The mouse 5-hydroxytryptamine4a (5-HT4a) receptor is an unusual member of the G protein-coupled receptor superfamily because it possesses two separate carboxyl-terminal palmitoylation sites, which may allow the receptor to adopt different conformations in an agonist-dependent manner (J Biol Chem 277:2534-2546, 2002). By targeted mutation of the proximal (Cys-328/329) or distal (Cys-386) palmitoylation sites, or a combination of both, we generated 5-HT4a receptor variants with distinct functional characteristics.
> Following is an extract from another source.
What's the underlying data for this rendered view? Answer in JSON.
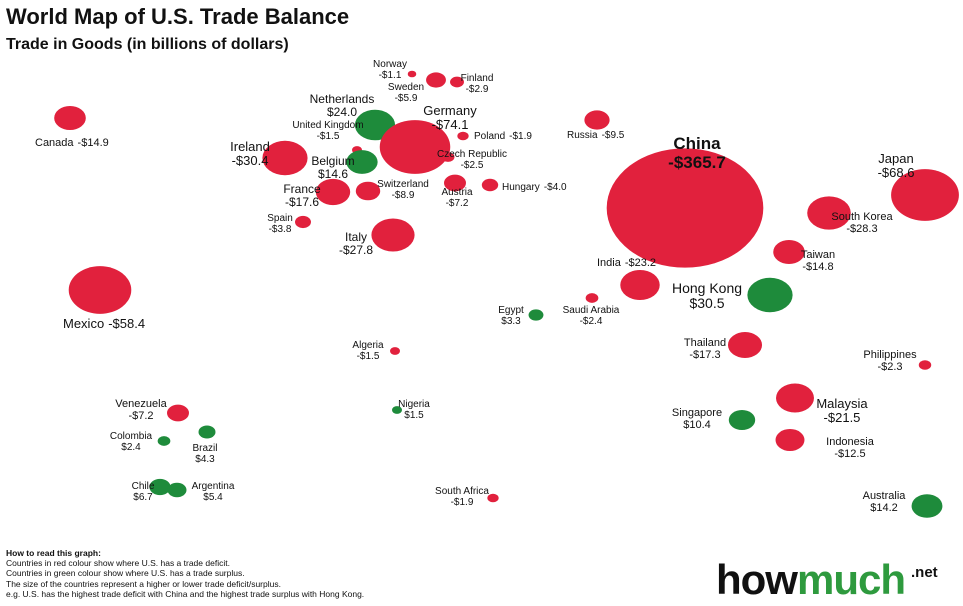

In this study, we showed that upon 5-HT stimulation, the 5-HT4a receptor undergoes rapid (t(1/2) approximately 2 min) and dose-dependent (EC50 approximately 180 nM) phosphorylation on serine residues by a staurosporine-insensitive receptor kinase. Overexpression of GRK2 significantly reduced the receptor-promoted cAMP formation. The Cys328/329-Ser mutant, which is constitutively active in the absence of ligand, exhibited enhanced receptor phosphorylation under both basal and agonist-stimulated conditions and was more effectively desensitized and internalized via a beta-arrestin-2 mediated pathway compared with the wild-type 5-HT4a. In contrast, G protein activation, phosphorylation, desensitization, and internalization of the other palmitoylation-deficient receptor mutants were affected differently. These findings suggest that palmitoylation plays an important role in modulating 5-HT4a receptor functions and that G protein activation, phosphorylation, desensitization, and internalization depend on the different receptor conformations.